Existing aerial-ground collaborative robot navigation in unstructured environments suffers from reliance on scene-specific fine-tuning and weak coupling between multimodal perception and localization. Method: This paper proposes the first monocular-camera-driven, unified aerial-ground object-centric mapping framework. It integrates monocular visual SLAM, object-level semantic segmentation, and 3D pose estimation—enabling zero-shot generalization to diverse object categories and reconstructing their metric 3D spatial positions without per-scene adaptation. The resulting digital twin semantic map is platform-agnostic and shareable across heterogeneous robots. A dedicated aerial-ground cooperative navigation control strategy is further introduced to support autonomous localization and target search in dynamic environments.
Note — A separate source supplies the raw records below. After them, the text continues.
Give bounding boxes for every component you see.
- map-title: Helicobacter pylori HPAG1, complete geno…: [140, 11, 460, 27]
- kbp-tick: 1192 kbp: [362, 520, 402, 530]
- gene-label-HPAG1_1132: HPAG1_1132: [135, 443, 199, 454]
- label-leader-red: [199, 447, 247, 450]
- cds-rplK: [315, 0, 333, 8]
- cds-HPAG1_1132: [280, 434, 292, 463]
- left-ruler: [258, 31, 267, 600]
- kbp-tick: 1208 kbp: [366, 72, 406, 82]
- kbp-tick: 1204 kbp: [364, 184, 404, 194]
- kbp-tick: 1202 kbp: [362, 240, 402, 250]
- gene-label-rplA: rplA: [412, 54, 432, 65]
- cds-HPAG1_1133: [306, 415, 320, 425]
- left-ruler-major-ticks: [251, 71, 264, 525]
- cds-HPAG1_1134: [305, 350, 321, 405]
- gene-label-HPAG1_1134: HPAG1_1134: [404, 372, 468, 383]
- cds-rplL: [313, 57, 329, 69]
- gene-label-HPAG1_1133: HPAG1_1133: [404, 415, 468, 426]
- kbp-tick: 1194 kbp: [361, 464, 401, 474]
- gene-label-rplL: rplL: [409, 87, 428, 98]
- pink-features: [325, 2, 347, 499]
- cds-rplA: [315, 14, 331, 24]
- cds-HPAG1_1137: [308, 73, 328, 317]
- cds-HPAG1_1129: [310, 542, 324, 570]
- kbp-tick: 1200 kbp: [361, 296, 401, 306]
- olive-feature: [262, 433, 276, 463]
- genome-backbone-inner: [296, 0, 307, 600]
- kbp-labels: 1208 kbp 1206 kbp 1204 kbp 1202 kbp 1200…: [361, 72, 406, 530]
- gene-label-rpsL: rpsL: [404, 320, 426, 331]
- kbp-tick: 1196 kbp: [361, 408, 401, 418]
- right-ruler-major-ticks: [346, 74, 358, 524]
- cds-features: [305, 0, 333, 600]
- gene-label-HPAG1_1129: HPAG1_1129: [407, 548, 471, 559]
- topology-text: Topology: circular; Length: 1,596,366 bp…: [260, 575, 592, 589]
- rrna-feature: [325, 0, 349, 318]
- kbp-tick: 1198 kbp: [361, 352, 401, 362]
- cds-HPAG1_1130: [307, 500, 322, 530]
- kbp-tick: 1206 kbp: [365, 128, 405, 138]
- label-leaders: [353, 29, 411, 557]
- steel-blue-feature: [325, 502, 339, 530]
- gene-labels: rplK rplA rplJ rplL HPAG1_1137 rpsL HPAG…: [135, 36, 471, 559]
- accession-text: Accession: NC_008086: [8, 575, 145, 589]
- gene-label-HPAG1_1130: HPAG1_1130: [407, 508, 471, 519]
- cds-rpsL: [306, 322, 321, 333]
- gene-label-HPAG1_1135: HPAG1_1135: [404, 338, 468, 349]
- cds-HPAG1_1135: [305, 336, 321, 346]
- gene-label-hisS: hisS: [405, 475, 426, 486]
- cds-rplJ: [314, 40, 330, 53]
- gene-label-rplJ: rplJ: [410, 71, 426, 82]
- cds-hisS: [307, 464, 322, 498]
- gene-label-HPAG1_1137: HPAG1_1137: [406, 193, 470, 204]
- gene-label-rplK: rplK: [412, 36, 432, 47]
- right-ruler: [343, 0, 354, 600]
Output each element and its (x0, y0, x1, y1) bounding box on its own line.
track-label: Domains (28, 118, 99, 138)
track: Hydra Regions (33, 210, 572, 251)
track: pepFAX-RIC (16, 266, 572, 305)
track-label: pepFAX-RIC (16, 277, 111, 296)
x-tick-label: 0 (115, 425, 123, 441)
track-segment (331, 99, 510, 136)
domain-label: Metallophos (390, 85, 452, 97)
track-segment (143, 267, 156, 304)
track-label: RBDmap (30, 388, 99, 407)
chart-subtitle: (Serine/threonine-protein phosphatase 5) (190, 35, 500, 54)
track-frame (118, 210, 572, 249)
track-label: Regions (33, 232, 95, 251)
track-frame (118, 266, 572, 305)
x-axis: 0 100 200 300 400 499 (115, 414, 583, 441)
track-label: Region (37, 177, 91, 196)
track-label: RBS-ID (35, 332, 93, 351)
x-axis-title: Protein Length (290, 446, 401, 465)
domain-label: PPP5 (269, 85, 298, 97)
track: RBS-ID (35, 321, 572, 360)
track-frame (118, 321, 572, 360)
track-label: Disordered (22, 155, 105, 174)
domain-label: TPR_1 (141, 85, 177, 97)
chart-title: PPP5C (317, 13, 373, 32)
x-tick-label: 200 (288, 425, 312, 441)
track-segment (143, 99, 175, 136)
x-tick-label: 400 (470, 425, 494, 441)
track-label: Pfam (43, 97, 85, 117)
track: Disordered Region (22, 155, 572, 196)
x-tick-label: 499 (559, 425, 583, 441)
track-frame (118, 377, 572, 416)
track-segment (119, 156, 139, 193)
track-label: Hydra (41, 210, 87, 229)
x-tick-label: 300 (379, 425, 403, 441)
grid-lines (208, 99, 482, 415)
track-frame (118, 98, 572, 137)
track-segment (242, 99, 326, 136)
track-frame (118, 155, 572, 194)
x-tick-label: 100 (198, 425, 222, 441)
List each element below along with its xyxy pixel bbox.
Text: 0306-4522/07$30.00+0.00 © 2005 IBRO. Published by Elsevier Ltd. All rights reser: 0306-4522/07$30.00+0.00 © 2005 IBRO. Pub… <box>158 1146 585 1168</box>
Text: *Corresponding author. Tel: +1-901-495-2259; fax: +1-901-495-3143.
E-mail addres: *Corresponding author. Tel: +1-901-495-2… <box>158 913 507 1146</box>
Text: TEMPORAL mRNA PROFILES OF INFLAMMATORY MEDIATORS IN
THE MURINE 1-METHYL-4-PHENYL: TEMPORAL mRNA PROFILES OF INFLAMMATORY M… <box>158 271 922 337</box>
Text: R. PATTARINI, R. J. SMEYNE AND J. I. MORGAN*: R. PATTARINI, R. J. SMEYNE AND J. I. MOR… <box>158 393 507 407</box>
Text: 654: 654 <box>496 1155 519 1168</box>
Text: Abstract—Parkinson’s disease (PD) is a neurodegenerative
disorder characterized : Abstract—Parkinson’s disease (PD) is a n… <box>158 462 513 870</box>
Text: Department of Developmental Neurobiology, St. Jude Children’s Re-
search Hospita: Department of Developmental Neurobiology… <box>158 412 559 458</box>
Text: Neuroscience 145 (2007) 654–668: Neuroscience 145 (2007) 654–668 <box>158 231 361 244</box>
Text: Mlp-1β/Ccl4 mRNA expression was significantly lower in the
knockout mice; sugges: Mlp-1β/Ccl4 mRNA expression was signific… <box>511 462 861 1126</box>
Results: Evaluated in simulated search-and-rescue missions, the MorphoGear UAV achieves real-time detection and tracking of a quadrupedal robot (<30 ms/frame), demonstrating the system’s robustness and real-time performance under complex, unstructured conditions.

This paper presents a novel mapping approach for a universal aerial-ground robotic system utilizing a single monocular camera. The proposed system is capable of detecting a diverse range of objects and estimating their positions without requiring fine-tuning for specific environments. The system's performance was evaluated through a simulated search-and-rescue scenario, where the MorphoGear robot successfully located a robotic dog while an operator monitored the process. This work contributes to the development of intelligent, multimodal robotic systems capable of operating in unstructured environments.